Я писала Акселю об ужасах нашей жизни. И указывала, что если наши друзья не выпустят манифест о том, что Париж будет атакован, если нам будет причинен какой-либо вред, то нас очень скоро убьют.
Аксель, я знала, делал все возможное. Во всяком случае, никто так неустанно не старался, как он.
Если бы только король обладал энергией Акселя! Я пыталась побудить его к действию. Под нашими окнами стояла стража. Если он покажется им, то такого предводителя они будут уважать. Я видела, как даже наиболее неотесанные революционеры испытывали благоговейный страх перед малейшим проявлением королевского достоинства. Я умоляла его выйти к солдатам якобы для проведения смотра.

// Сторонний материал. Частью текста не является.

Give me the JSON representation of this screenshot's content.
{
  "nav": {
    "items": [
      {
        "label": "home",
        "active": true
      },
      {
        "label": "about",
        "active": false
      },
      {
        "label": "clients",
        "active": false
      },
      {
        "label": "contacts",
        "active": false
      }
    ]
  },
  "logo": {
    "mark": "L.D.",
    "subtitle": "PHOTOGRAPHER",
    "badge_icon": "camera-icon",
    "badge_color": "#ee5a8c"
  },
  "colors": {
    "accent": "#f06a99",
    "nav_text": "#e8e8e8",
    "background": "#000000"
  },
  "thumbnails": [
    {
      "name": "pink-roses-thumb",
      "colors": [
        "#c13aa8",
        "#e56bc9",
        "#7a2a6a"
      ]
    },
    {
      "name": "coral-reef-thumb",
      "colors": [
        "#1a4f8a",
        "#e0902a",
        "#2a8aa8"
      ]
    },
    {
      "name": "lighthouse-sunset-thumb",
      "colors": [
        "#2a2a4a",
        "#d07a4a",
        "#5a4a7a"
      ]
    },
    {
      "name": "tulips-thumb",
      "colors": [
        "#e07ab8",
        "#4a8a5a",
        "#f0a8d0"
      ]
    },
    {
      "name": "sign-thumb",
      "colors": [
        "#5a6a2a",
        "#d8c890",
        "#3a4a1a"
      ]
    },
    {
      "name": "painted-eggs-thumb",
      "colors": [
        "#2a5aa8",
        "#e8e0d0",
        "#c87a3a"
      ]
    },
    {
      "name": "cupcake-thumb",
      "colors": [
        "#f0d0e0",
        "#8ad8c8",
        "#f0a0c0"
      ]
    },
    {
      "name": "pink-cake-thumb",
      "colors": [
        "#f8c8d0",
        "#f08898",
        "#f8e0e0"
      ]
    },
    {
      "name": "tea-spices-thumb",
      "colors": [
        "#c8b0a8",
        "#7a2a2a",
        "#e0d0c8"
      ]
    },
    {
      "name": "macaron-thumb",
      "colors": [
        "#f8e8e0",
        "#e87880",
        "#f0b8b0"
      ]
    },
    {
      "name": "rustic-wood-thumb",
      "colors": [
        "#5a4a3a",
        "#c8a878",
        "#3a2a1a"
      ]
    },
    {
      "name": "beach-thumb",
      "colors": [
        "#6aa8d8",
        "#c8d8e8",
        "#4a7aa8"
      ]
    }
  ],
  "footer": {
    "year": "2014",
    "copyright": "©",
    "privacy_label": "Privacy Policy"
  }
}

Он кивнул. Он был уверен, что я права. Он вышел, но было горько видеть его семенящим между шеренгами солдат. Он стал толстым и неуклюжим, потому что ему больше не разрешали выезжать на охоту.
— Я верю вам, — сказал он им. — Я уверен в моей гвардии.
Я услышала хихиканье и увидела, как из шеренги вышел один человек и пошел вслед за ним, подражая его неуклюжей походке. Королю была необходима величественная осанка. Я оказалась в дураках, ожидая этого от Людовика.
Я почувствовала облегчение, когда он пришел обратно. Я отвернулась — мне не хотелось видеть унижения на его лице.
— Лафайет спасет нас от этих фанатиков, — сказал он с одышкой. — Не следует отчаиваться.
— Хотела бы я знать, — возразила я с горечью, — кто спасет нас от монсеньора де Лафайета.
Напряжение достигло предела, когда герцог Брауншвейгский выпустил в Кобленце манифест. Против Парижа будет применена военная сила, если против короля и королевы будет допущено какое-либо насилие или оскорбление.
Манифест послужил сигналом, которого здесь ожидали. Подстрекатели заработали с еще большей активностью, чем когда-либо. По всему Парижу люди маршировали группами — санкюлиты и одетые в лохмотья мужчины с юга. Проходя по улицам, они распевали: «Allons, enfants de la Patrie…»
3
«Пойдет», «наладится».
4
«Вперед, сыны отчизны»— первые слова «Марсельезы».